Updated: November 19, 2013 6:12AM
Sure, it’s fun to see the Governator and the Italian Stallion he-manning it up together feature-length for the first time — the screen is barely big enough to contain the two of them — but the prison-break movie “Escape Plan” is unworthy of the momentous occasion.
Not only dull but impossible to take seriously for even a moment, “Escape Plan” opens with a long, confusing intro involving Sylvester Stallone escaping from a federal prison. That’s what he does for a living, as it turns out, as a highly paid consultant who’s incarcerated in the country’s toughest lockups just long enough to figure out their weak points, bust out and annoy their wardens by explaining how he did it.
Breslin accepts his next gig from a CIA agent who wants him to test a secret new super-prison for national security threats, over the objections of his support team (50 Cent, Amy Ryan) — though his vaguely slippery-looking partner (Vincent D’Onofrio) seems to think it’s a fine idea.

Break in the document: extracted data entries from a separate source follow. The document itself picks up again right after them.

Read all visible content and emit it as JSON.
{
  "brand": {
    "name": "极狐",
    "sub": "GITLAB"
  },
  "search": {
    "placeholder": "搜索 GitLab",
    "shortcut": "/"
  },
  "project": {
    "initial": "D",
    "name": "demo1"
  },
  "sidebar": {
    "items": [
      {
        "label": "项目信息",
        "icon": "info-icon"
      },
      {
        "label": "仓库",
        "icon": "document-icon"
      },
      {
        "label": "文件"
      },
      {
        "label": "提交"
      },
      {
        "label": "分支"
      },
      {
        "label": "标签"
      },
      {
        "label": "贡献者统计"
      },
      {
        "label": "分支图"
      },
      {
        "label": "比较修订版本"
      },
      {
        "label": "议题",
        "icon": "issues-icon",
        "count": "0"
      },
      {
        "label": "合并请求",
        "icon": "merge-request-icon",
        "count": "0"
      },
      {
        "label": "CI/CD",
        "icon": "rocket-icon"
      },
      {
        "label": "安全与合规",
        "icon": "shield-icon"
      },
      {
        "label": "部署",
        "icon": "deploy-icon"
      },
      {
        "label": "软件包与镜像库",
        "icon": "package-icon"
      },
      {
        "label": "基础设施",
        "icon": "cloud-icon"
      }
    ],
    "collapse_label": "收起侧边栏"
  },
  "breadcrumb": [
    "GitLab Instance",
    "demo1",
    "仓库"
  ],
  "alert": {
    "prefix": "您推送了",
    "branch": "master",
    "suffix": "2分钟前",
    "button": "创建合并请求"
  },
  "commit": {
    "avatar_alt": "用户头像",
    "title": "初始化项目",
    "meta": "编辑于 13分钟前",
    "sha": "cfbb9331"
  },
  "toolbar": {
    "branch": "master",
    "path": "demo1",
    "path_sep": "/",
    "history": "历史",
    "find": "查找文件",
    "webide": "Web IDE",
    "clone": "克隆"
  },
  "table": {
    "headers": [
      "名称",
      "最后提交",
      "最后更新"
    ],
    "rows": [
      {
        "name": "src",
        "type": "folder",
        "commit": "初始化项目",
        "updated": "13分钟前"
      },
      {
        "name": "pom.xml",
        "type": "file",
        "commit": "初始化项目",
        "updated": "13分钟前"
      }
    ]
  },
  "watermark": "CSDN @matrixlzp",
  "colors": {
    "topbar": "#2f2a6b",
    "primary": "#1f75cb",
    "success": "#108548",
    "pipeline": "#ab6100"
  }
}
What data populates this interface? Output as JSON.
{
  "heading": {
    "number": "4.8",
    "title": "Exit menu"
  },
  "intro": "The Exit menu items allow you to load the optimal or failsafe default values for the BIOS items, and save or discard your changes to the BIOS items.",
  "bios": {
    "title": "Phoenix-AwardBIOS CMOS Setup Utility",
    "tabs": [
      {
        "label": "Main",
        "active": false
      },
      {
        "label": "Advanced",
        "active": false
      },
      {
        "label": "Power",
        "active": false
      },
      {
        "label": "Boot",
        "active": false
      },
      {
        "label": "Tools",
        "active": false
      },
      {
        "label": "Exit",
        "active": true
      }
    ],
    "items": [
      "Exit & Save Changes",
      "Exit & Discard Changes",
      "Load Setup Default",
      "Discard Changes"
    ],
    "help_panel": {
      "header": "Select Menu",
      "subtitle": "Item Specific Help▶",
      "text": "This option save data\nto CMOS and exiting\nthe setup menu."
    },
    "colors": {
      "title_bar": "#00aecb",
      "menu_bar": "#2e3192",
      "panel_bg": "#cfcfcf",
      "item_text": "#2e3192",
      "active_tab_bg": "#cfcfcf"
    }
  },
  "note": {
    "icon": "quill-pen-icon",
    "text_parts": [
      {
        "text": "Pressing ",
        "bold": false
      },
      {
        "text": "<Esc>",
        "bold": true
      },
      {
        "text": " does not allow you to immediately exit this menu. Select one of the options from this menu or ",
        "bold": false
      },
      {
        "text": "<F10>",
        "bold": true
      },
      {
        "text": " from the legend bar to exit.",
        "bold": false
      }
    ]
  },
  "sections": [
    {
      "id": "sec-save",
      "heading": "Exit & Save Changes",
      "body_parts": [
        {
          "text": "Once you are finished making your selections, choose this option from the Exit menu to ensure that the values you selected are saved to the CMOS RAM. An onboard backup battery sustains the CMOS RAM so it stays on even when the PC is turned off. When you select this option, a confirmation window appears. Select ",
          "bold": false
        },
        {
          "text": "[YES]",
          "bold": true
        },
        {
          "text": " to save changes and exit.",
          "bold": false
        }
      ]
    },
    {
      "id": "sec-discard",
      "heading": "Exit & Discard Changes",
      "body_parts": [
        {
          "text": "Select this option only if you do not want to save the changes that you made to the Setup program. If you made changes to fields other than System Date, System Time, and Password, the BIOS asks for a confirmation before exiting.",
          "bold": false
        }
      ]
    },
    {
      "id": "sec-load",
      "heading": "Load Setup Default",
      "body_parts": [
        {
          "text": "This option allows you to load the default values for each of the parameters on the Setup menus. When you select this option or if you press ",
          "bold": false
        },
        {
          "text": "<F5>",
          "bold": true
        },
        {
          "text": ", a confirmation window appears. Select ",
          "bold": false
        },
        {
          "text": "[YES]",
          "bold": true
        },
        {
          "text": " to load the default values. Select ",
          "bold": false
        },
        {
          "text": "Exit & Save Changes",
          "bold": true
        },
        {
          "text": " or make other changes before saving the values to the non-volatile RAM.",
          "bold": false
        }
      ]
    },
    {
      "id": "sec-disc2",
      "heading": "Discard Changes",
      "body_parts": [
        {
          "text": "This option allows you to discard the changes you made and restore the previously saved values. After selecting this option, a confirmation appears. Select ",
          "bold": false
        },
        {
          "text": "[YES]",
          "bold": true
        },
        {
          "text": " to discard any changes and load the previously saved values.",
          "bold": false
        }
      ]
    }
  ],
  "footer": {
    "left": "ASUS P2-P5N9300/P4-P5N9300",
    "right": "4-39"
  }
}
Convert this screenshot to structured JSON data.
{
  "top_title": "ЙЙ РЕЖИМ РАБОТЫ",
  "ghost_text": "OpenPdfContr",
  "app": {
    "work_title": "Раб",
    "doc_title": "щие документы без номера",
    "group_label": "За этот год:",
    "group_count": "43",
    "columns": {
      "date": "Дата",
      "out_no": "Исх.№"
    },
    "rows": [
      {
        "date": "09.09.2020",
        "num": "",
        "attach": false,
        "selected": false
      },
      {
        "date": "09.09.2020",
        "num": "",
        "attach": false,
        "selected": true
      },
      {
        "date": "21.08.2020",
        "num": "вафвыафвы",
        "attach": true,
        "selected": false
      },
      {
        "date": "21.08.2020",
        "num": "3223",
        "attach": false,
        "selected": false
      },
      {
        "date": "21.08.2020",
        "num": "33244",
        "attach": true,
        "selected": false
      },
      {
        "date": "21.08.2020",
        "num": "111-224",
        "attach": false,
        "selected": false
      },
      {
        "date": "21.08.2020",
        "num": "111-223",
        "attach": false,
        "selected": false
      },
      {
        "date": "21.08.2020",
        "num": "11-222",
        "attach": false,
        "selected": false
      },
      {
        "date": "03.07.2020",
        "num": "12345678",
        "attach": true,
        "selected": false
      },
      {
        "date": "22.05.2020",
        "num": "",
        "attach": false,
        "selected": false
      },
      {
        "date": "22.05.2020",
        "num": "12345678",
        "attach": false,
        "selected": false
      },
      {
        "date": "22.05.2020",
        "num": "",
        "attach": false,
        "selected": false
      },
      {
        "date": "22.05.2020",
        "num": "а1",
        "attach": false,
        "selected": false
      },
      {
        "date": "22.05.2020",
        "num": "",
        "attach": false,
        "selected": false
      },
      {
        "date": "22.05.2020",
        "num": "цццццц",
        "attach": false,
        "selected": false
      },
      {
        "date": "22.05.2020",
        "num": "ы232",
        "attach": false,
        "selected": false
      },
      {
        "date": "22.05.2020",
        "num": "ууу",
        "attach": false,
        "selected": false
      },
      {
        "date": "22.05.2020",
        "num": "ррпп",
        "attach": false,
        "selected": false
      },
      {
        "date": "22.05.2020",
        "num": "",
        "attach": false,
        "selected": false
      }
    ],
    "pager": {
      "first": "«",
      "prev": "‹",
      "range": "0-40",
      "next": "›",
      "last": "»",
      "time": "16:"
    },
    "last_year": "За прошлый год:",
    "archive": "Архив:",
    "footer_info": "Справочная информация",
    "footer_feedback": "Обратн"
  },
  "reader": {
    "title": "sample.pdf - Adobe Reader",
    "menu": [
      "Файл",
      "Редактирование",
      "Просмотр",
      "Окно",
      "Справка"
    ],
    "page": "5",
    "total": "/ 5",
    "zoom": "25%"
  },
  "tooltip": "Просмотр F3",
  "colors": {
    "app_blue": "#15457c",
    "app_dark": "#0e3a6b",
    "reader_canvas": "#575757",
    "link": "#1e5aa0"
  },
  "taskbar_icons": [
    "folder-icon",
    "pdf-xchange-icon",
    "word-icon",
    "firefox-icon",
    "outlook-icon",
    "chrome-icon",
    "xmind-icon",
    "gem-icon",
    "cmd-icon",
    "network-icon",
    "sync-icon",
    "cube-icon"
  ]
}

The next thing he knows, Breslin finds himself locked up without the usual fail-safes in the most challenging hoosegow of his career, with only one man on his side: the equally aging-yet-still-muy-macho Emil Rottmayer (Schwarzenegger).
The two ’80s action icons have the same natural chemistry here that they exhibited in smaller doses in the “Expendables” movies, but that’s about all “Escape Plan” has to offer. Instead of seeming dauntingly ominous, the escape-proof prison basically looks like a giant Costco with glass-walled cages instead of groceries. And everything that happens in there is 100 percent routine: you’ve got your cruel warden (Jim Caviezel), your sadistic head guard (Vinnie Jones), your staged brawls to get into solitary confinement, your conscience-stricken prison doctor (Sam Neill), your enemy who becomes an ally (Faran Tahir) and, of course, your climactic dash for freedom.
On the plus side, Schwarzenegger takes a wink-wink approach to his role (Rottmayer supposedly has links to an international banking-system Robin Hood), relishing lines like “You hit like a vegetarian.” Stallone insists on playing it straight, which becomes increasingly hard to buy as “Escape Plan” asks us to accept that Breslin, in addition to being an escape artist, is also a sophisticated businessman, an attorney, an expert on metallurgy and oceanic conditions, etc. Not to mention a master of hand-to-hand combat.
These guys deserved something better than this. And so did we.
Bruce Ingram is a local freelance writer.